Ten Intriguing Facts about Fearless Writer Sanora Babb
Iris Jamahl Dunkle, author of Riding Like the Wind: The Life of Sanora Babb, shares ten intriguing facts about intrepid writer Sanora Babb — peerless author of midcentury American literature and remarkable rebel who challenged the era's social and political norms.
In 1939, when John Steinbeck's The Grapes of Wrath was published, it became an instant bestseller and a prevailing narrative in the nation's collective imagination of the era. But it also stopped the publication of another important novel, silencing a gifted writer who was more intimately connected to the true experiences of Dust Bowl migrants. In Riding Like the Wind, renowned biographer Iris Jamahl Dunkle revives the groundbreaking voice of Sanora Babb.
Dunkle follows Babb from her impoverished childhood in eastern Colorado to California.
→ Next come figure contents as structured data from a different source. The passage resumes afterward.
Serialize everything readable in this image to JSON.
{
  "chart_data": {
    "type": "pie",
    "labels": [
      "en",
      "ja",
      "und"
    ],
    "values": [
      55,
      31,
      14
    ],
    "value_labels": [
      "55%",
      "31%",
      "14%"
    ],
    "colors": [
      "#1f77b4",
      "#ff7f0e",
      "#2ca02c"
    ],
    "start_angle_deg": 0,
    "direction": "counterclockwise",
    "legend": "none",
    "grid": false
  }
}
There, she befriended the era's literati, including Ray Bradbury and Ralph Ellison; entered into an illegal marriage; and was blacklisted by the House Un-American Activities Committee. It was Babb's field notes and oral histories of migrant farmworkers that Steinbeck relied on to write his novel. But this is not merely a saga of literary usurping; on her own merits, Babb's impact was profound. Her life and work feature heavily in Ken Burns's award-winning documentary The Dust Bowl and inspired Kristin Hannah in her bestseller The Four Winds. Riding Like the Wind reminds us with fresh awareness that the stories we know—and who tells them—can change the way we remember history.
Sanora Babb (1907 - 2005)
- Sanora Babb grew up in the Panhandle (Red Rock, Oklahoma; Two Buttes, CO; Elkhart, KS; Forgan, OK; and Garden City, KS). She learned to read from the pages of the Denver Post her mother pasted to the walls of their dugout and by reading from the only book their family owned: Adventures of Kit Carson.
Babb’s first essay she wrote in school was called “How to Handle Men.”
Babb started working in newspapers at a very young age. She got her first job as a reporter for the Garden City Herald in Garden City, KS.
Babb was the valedictorian of her high school class in Forgan, OK, but didn’t receive the honor. A few parents stopped the principal from giving her the award because her father was a gambler.
In 1929, she asked her father to flip a coin to decide which city she would move to to become a writer: New York or Los Angeles. Los Angeles won. In L.A., Babb was chosen as a delegate for the first Writers’ Congress in New York City. She, the novelist Harry Carlise, and Tillie Olsen drove cross-country squeezed into a one-seat Ford with a cloth top. She met Richard Wright and hundreds of other like-minded leftist writers in New York.
Babb dated and eventually (when it was legal in California) married the Academy-Award-winning Cinematographer James Wong Howe.
Babb volunteered to work for Tom Collins at the Farm Security Administration. She would work with him for eight months between 1938 and 1939, helping victims of the Dust Bowl. Collins shared her notes with Steinbeck.
Her novel was under contract with Random House, and she planned to publish it in the summer of 1939. However, three weeks before John Steinbeck published The Grapes of Wrath, Random House canceled her contract. Her novel Whose Names Are Unknown would not be published until 2004.
Babb was in a writing group with Ray Bradbury for forty years, and they had a caring, supportive friendship.
- Babb published her first novel, The Lost Traveler, in 1958 and her memoir, An Owl on Every Post, in 1970.